El Clan – la critique du film – aVoir

Derrière la façade d’une famille ordinaire se cache l’histoire d’un horrible fait divers, portée par un père de famille magnétique et glaçant.

L’argument : Dans l’Argentine des années 80, un clan machiavélique auteur de kidnappings et de meurtres vit sous l’apparence d’une famille ordinaire dans un quartier tranquille de Buenos Aires. Le clan est mené d’une main de fer par Arquimedes, le patriarche. Il contraint Alejandro, son fils aîné, une star du rugby évoluant dans la mythique équipe nationale, Los Pumas, ainsi protégé de tous soupçons par sa popularité, à lui fournir des candidats au kidnapping.

Notre avis : Plus grand succès du cinéma argentin avec 2,5 millions de spectateurs dans son pays, ce thriller historique a été couronné du prix du meilleur réalisateur pour Pablo Trapero (Carancho, Elefante Blanco) à la Mostra de Venise. Produit entre autres par les frères Almodovar, Pedro et Augustin, El Clan s’inspire d’un fait divers sordide qui eu lieu dans les années 80 à Buenos Aires, également traité avec la série TV Historia de un clan diffusée en 2015.



Pour bien comprendre l’enjeu même du film il est primordial de resituer le contexte historique. La trame suit la famille Puccio et se déroule au moment du basculement de la dictature militaire (1976-1983) au retour à la démocratie. A la tête de cette famille ordinaire issue d’un milieu modeste, le patriarche du nom d’Arquimedes semble être un vieil homme affable, travaillant pour l’Etat. Ce que le film énonce moins clairement, c’est qu’il fut plus exactement membre du SIDE (agence de renseignement d’Argentine) qui durant la dictature organisa des enlèvements et actes pour le moins obscurs. La démocratie entraîne donc la mise à l’écart de cet homme par un gouvernement qui tente de cacher ses anciennes affaires.

A première vue totalement insoupçonnable, ce vieil homme désormais en roue libre entraîne sa famille dans une spirale de violence, par une série d’enlèvements et de séquestrations de personnes fortunées en l’échange de rançons. La bipolarité de ce père aimant et tout en retenue ne s’en révèle que plus glaçante. L’acteur Guillermo Francella, véritable célébrité en Argentine et connu pour son jeu comique, interprète brillamment à contre-emploi ce personnage méthodique, inexpressif et commettant des actes de sang-froid. Le plus déboussolant pour le spectateur est de définir les motifs de cet homme qui « semble » équilibré et sans réel besoin financier.

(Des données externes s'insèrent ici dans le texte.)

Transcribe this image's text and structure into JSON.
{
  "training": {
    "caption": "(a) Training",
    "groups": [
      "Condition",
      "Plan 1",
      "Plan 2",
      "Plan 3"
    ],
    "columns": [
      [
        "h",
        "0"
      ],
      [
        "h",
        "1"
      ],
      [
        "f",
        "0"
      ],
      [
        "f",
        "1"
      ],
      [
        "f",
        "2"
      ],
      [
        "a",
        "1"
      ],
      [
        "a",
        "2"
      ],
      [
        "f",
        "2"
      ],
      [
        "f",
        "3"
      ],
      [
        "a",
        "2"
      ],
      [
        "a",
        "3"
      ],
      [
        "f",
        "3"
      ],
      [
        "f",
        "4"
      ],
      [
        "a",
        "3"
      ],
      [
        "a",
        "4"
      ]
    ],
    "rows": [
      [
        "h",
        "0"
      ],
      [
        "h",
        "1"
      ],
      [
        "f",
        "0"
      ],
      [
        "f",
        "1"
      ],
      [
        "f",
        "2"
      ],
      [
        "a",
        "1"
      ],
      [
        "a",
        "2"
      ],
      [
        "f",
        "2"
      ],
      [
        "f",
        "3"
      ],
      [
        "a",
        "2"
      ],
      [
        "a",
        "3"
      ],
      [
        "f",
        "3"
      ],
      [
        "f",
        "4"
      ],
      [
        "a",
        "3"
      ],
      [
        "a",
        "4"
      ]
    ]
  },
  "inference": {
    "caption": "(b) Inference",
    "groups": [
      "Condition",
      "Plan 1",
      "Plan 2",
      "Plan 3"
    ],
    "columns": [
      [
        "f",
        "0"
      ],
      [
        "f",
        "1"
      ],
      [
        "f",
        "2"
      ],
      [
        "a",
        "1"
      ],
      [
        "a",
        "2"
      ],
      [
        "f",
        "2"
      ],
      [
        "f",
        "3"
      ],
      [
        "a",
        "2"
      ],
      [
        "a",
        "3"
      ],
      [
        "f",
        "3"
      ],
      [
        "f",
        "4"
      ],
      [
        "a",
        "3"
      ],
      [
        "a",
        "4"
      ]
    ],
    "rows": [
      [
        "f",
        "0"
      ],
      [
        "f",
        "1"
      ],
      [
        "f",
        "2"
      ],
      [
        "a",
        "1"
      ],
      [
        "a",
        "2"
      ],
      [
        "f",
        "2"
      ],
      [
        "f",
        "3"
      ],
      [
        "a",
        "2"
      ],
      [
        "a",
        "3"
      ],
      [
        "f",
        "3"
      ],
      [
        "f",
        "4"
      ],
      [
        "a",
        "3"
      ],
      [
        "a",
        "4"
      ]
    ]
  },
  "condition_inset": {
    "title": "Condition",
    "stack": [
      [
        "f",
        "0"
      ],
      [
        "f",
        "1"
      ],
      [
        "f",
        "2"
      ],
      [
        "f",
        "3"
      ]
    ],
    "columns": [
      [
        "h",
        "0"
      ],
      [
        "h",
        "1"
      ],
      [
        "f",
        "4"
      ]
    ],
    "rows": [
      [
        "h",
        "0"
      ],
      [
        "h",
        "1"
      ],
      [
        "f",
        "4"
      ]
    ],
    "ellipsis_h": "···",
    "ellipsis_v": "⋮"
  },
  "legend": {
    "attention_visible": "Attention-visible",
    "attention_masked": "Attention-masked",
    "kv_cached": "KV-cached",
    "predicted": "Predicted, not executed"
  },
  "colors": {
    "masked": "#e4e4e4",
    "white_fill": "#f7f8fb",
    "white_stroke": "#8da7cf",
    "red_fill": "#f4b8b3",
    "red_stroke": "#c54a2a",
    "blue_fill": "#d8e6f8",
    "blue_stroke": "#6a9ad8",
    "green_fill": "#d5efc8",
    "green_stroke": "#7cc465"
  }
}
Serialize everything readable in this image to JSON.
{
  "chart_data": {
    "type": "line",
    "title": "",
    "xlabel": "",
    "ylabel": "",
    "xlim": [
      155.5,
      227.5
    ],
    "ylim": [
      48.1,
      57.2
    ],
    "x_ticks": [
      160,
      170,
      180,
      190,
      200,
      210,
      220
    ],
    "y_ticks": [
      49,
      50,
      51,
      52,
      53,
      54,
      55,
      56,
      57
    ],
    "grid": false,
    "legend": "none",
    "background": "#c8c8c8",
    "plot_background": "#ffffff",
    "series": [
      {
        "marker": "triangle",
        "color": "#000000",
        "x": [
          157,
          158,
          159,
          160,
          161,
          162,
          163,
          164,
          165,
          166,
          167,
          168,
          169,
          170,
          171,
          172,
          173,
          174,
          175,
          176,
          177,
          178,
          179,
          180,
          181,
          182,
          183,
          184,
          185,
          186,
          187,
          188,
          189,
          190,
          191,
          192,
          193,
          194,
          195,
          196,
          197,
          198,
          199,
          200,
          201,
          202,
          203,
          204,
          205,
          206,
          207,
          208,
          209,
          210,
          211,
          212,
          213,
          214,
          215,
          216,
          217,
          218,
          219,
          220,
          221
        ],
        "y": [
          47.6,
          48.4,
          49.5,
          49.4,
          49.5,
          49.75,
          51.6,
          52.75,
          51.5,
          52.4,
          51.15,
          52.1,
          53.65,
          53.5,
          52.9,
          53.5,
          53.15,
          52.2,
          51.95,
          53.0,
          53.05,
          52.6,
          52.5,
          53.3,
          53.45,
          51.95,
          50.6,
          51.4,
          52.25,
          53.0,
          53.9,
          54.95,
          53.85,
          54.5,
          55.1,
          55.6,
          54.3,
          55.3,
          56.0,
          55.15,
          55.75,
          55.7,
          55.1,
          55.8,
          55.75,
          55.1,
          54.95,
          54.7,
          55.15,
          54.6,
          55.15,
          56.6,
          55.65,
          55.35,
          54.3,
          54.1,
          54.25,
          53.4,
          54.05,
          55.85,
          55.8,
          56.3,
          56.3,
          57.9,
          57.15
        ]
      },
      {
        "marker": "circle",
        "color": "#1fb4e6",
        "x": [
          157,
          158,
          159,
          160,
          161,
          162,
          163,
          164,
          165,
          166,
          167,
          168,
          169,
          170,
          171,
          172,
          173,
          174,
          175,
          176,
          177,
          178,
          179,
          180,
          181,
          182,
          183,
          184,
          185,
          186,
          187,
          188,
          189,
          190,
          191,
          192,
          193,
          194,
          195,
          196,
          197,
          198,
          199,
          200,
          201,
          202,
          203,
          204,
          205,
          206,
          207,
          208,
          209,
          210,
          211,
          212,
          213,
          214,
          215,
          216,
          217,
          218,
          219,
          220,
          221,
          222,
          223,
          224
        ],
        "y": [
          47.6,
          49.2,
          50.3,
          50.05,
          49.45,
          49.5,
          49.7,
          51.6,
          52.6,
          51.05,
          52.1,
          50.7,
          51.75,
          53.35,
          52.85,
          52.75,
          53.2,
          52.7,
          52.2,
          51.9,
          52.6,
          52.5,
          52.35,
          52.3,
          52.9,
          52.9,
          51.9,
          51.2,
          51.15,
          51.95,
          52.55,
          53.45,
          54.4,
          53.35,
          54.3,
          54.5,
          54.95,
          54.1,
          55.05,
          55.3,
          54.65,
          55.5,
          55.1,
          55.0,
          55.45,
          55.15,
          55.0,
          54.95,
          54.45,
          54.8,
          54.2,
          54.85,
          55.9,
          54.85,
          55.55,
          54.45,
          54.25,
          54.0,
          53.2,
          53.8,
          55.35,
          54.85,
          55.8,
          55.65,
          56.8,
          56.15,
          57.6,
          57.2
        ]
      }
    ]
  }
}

Le fil rouge d’El Clan s’axe sur la relation entre Arquimedes et l’un de ses fils, Alejandro, rugbyman pour l’équipe national d’Argentine. Le deuxième est sous l’emprise du père, qui le manipule afin de l’utiliser comme appât pour les enlèvements. Passé le point de non retour, on n’ose imaginer le pire et l’aboutissement de cet engrenage. Tel un parfum prémonitoire, la chanson « All i’v got is a sunny afternoon » interprétée par le groupe british The Kinks, résonne dans nos têtes comme un soupçon d’ironie et induit un effondrement du château de carte familial.

Le climat qui se dégage des scènes dans la maison familiales et la juxtaposition avec les séquestrations dans le sous-sol renvoient à la violence psychologique présente dans des œuvres comme Canine (influence négative et malsaine des parents) ou le film de Gregory Wilson The Girl Next Door (également sur un fait divers d’enlèvement). Toutefois, on regrette que les autres membres de la famille ne soient pas davantage étoffés. Connaître leur ressenti aurait permit de mieux saisir leur tiraillement vis-à-vis des actes commis leur père.

Le réalisateur démontre une réelle maîtrise du plan-séquence avec deux scènes-clés. Tel un complice, le spectateur devient ainsi un membre de cette famille et un témoin forcé de leur mode opératoire. En dehors de la mise en scène, on note un réel travail de fond et d’enquête pour coller au plus près des événements même si encore aujourd’hui on ne connait pas toute la vérité autour de cette affaire. Le film prend donc une forme quasi-documentaire mélangeant images d’archives télévisées avec la reconstitution des enlèvements sous la forme de chapitres. Cependant, ce choix de structure donne un aspect quelque peu répétitif dans enchaînement des scènes.

Avec El Clan, Pablo Trapero nous montre comment un décor familier peut se révéler n’être que la couverture d’une horrible vérité. Même si certains passages semblent redondants, ce thriller historique est porté par une mise en scène maîtrisée et un acteur principal magnétique et glaçant.